Responding to critics who argue that strong economic indicators are meaningless if they do not translate into prosperity for citizens, the President said that the country’s economic performance means cheaper borrowing costs for the state, businesses and households, while strong economic indicators attract high-quality investments that create better-paid jobs.
Economic indicators have knock-on effect
According to President Christodoulides, these economic indicators have also contributed to Cyprus receiving 27 consecutive credit rating upgrades from all major rating agencies since the government took office in March 2023, placing the country back in Category A for the first time since 2010-2011.
These upgrades are not merely numbers, he said, noting that they represent a vote of confidence in the responsible economic policy Cyprus is pursuing and have “a direct positive impact on all of us, improving our daily lives in measurable ways and enabling targeted social interventions.”

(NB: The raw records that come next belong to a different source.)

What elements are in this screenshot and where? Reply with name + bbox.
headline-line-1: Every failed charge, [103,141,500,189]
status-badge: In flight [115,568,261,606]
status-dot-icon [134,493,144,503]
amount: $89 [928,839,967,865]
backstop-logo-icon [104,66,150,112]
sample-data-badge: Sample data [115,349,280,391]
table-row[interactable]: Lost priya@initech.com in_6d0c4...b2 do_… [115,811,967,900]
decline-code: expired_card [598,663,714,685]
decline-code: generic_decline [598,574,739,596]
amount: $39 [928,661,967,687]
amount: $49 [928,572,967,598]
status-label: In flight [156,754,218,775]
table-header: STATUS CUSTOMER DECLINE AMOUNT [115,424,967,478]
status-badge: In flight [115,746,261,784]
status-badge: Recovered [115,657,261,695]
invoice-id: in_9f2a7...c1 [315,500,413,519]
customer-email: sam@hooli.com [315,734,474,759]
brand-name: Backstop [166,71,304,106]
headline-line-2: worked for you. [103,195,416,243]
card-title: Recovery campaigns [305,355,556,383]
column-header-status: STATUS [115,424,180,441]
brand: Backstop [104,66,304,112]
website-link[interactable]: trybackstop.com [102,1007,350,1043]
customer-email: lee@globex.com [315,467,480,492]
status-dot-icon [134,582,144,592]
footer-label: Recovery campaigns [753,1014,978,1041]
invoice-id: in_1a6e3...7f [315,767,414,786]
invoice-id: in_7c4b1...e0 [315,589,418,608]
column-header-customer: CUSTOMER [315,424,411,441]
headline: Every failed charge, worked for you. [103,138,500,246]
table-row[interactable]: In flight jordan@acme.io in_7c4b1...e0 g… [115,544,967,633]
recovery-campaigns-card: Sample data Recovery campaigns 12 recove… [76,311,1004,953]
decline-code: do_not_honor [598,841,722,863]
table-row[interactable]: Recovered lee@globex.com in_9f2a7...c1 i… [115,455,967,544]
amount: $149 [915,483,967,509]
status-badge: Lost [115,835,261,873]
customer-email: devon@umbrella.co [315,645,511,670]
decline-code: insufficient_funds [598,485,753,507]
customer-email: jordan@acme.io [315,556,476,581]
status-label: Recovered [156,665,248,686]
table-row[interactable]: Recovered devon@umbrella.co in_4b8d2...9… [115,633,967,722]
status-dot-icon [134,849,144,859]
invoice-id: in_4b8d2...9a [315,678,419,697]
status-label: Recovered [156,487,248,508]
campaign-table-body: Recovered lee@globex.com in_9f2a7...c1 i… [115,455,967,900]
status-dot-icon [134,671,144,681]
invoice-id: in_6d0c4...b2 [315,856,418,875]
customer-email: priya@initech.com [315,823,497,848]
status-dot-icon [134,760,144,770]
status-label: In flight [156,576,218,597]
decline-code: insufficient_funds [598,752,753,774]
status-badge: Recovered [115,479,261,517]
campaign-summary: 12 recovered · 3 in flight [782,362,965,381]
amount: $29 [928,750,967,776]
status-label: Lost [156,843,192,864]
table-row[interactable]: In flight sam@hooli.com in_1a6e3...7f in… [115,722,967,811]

He added that they also make it possible to implement a fairer tax reform, reduce the tax burden, increase disposable income and invest more in key areas such as defence, education, healthcare, housing and the welfare state.
Landmark pension reform
Following the tax reform, he also said, the government is now moving forward with “a landmark reform” of the pension system, the first substantial overhaul since 1980, he noted. He described the reform as a major step towards greater social justice, aimed at ensuring fairness for those who helped build the country’s prosperity.
“One of our key objectives is to substantially increase pensions, particularly for low-income pensioners,” he said.
Additional measures being promoted, he said, include ensuring the adequacy of pensions, revising the investment policy of the Social Insurance Fund and introducing a new governance framework for its investments.